Sunday, March 2, 2008

Week 6--Thing 15--2.0 and the Future of Libraries

Hurrah for Thing 15, which asks us to consider and blog about what we've probably been mulling for the past 14 Things. Libraries have to stay relevant or shut down. OCLC's Rick Anderson has it right in "Away from Icebergs" when he says that "it no longer makes sense to collect information products as if they were hard to get." I'm right there with him when he says we have to "find new ways to bring our services to patrons rather than insisting that they come to us—whether physically or virtually." Michael Stephens explores this in "Into a New World of Librarianship", where he describes the contemporary librarian as someone who designs programs and services in response to user needs. Of course libraries and librarians have been doing this for a long, long time. One of the arguments, described in the Wikipedia article, makes the case that many of the pillars of Library 2.0 procedures are nothing new. What is new is the way people both use and access the Internet--and by extension information. Libraries are in competition with computers, cell phones and whatever comes next.
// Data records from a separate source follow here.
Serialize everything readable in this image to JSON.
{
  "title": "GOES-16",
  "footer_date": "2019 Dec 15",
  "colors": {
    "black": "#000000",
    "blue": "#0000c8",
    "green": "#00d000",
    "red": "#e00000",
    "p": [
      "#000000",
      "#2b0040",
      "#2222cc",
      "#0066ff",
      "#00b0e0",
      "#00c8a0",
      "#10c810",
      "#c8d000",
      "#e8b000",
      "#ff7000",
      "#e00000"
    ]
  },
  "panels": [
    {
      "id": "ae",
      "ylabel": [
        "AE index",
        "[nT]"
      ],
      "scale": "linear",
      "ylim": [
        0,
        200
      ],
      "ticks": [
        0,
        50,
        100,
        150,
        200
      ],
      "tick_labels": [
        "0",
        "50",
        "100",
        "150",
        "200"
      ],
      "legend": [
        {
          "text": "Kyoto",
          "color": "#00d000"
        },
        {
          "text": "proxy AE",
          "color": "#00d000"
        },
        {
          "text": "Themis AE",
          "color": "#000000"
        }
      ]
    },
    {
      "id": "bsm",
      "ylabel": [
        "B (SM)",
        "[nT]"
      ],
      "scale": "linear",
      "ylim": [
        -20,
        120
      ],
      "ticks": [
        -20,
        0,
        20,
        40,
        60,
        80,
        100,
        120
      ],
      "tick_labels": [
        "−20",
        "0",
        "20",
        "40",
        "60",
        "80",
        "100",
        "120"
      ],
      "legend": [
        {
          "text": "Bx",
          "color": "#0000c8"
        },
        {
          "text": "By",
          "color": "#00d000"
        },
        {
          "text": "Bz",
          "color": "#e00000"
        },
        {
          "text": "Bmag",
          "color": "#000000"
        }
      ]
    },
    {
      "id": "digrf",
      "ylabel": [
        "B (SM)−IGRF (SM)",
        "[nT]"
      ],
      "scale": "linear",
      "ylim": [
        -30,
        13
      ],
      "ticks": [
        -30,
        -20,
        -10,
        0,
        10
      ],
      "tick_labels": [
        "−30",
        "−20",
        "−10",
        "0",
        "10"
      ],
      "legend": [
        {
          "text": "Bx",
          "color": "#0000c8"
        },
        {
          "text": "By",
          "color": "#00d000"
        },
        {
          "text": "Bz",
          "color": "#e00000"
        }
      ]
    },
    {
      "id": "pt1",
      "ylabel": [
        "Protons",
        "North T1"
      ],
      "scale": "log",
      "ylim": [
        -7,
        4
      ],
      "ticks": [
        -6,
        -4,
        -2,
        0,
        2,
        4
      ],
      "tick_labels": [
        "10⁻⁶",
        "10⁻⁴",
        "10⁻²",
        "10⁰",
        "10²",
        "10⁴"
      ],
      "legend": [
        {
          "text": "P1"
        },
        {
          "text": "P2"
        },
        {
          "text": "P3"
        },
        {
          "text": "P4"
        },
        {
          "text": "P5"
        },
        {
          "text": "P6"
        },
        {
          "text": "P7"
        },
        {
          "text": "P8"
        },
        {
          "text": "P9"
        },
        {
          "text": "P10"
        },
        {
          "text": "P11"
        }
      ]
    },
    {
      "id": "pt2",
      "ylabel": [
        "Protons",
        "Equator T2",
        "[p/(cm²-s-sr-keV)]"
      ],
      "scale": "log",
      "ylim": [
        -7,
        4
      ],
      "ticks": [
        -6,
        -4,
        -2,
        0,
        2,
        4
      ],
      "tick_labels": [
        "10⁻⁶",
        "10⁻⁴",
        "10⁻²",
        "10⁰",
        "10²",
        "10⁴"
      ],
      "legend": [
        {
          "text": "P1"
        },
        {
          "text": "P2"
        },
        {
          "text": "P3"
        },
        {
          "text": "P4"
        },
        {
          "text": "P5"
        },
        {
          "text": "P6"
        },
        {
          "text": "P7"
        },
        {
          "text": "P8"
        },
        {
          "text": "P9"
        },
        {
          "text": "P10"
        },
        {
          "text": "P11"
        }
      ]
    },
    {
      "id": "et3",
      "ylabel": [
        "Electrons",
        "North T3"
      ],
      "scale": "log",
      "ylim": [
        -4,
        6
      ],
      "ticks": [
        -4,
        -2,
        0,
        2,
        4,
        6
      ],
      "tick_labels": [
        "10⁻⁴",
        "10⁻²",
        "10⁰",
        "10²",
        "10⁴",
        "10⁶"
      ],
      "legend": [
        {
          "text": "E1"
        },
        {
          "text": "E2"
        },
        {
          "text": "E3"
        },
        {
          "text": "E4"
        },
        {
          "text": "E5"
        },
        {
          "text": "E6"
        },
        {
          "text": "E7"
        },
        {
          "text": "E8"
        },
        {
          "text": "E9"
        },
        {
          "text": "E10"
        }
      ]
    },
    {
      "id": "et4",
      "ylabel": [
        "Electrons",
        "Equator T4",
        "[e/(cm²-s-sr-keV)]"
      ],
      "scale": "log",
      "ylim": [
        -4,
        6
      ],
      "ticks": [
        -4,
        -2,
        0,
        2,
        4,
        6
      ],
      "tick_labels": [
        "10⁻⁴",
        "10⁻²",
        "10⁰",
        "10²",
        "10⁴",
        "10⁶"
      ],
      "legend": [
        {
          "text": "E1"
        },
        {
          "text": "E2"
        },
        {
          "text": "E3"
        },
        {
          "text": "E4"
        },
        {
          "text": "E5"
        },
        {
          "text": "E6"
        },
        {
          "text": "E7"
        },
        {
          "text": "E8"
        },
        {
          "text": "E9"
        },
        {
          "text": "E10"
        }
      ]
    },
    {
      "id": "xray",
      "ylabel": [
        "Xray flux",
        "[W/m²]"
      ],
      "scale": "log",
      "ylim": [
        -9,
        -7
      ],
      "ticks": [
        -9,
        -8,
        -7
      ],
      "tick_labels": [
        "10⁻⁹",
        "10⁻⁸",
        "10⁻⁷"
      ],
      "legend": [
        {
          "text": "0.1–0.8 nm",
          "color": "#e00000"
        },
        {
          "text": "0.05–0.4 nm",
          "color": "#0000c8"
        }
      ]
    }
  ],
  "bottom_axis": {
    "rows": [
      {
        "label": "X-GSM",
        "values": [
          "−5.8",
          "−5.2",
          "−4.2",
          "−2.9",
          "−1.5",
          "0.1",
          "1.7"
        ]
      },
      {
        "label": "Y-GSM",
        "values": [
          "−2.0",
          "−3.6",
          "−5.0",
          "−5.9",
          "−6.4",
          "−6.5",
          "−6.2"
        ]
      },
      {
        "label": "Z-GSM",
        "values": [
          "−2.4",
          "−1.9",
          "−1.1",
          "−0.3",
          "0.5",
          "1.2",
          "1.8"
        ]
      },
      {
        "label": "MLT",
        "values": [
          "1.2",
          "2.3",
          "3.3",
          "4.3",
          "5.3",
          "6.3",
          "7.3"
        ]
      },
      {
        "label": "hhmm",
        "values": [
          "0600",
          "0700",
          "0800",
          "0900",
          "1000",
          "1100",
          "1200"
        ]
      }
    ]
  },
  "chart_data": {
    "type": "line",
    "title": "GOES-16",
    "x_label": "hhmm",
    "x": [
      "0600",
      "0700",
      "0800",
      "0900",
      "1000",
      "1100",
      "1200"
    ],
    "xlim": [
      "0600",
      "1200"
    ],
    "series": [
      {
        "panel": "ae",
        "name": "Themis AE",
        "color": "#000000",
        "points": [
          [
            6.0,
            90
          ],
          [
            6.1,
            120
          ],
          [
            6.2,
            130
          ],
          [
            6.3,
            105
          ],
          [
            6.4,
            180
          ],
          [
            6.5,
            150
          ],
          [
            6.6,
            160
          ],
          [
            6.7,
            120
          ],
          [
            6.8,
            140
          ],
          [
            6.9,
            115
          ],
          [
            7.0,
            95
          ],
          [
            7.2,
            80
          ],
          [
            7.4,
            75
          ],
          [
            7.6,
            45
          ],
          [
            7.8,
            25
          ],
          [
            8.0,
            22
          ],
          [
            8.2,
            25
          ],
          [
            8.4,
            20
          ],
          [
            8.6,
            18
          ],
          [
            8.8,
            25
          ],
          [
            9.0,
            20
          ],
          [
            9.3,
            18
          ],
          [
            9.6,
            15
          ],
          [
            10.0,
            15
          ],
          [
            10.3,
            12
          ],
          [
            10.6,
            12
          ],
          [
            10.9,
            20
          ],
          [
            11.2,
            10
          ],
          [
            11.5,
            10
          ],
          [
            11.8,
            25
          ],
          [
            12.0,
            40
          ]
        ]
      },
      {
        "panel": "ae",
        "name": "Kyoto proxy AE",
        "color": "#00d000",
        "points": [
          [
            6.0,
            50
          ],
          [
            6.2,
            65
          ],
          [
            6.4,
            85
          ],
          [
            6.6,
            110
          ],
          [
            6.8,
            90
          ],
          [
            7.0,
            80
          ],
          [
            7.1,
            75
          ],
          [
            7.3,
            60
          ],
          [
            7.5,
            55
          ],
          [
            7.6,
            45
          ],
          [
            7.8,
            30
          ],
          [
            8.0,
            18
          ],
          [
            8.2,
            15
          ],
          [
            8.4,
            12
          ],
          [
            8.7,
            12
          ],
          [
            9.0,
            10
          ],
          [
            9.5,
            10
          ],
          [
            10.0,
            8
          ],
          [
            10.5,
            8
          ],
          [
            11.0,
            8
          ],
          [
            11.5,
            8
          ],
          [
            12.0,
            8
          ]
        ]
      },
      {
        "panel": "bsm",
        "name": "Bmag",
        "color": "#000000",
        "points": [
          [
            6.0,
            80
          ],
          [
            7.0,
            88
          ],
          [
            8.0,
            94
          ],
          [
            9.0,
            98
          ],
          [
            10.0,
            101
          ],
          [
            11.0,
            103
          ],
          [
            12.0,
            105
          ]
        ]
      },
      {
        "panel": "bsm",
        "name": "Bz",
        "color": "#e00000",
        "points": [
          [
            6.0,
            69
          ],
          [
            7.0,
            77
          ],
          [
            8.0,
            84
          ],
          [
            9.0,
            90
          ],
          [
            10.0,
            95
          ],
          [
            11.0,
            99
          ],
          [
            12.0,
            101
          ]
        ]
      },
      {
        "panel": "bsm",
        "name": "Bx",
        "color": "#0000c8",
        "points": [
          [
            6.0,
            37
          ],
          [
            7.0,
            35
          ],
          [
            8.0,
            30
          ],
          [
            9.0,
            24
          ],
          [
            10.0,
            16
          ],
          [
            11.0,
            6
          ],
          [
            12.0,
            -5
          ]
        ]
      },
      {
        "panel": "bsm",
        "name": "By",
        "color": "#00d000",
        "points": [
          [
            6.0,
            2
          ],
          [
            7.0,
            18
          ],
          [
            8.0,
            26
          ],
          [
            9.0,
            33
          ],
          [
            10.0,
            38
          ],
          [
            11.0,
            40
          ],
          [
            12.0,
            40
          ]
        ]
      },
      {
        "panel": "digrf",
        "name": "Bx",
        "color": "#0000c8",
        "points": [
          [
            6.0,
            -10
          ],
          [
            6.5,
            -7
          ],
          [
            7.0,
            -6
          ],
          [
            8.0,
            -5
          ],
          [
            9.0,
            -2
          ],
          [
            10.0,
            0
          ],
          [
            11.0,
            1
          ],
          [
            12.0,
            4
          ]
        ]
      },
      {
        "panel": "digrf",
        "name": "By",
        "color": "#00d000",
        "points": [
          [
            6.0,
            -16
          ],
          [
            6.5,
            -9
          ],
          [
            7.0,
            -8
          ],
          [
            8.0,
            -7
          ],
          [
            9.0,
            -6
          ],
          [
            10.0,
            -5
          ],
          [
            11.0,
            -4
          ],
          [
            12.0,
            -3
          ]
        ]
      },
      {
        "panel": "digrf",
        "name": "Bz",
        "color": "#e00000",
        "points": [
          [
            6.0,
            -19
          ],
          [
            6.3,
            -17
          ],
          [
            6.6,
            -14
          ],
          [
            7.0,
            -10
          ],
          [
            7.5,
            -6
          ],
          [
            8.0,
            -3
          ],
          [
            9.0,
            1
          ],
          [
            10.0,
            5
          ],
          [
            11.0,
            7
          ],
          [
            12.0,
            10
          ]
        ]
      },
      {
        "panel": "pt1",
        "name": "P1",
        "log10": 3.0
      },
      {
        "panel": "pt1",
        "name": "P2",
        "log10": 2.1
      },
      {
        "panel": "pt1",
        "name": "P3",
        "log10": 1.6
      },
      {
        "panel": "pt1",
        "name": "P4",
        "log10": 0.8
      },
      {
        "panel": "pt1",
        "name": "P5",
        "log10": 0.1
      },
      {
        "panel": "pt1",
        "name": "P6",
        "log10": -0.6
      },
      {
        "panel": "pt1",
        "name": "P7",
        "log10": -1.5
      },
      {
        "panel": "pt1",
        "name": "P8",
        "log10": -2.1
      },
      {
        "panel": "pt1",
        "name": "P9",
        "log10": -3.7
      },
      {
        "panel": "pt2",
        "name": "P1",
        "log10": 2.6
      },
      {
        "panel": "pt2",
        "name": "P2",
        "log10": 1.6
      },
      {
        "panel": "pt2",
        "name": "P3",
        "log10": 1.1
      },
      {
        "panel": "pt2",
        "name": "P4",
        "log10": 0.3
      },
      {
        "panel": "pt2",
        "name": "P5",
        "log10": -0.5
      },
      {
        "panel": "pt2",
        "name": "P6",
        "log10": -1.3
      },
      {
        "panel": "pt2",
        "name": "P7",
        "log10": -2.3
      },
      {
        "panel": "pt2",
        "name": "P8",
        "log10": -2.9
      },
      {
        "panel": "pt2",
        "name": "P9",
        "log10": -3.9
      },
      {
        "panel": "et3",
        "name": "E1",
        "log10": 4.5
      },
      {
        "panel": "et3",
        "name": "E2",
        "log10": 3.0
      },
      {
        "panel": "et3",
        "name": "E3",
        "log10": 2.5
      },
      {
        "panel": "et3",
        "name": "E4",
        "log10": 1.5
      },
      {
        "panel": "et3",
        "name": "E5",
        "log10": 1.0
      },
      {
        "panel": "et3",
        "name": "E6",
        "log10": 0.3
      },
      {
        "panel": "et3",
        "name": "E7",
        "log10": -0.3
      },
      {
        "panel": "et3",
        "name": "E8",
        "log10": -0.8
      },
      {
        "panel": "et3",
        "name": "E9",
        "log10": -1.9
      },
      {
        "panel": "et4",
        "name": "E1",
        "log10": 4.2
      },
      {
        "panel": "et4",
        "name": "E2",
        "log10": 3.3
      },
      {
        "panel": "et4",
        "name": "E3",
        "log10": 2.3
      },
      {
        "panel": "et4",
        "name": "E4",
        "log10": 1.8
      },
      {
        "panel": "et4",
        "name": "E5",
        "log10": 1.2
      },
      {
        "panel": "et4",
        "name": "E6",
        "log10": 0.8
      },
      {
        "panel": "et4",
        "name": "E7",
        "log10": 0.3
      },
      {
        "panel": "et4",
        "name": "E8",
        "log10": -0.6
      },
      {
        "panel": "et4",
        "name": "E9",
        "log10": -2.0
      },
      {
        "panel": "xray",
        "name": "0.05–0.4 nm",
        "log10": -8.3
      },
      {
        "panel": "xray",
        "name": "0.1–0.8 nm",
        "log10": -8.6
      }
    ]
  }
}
Here's where the role of the school librarian is pivotal. Rick Anderson says that libraries are poorly equipped for teaching the new technologies, so it's up to libraries to eliminate the barriers between people and information. With all due respect, I doubt he's spent time in an educational setting watching students evaluate information--or not. Information alone will not provide our civilization with the tools it needs to meet the future. We need the skills to weigh and evaluate, and these skills must be taught--often in a school library.

In the words of that old Girl Scout song, "Make new friends but keep the old. One is silver and the other gold."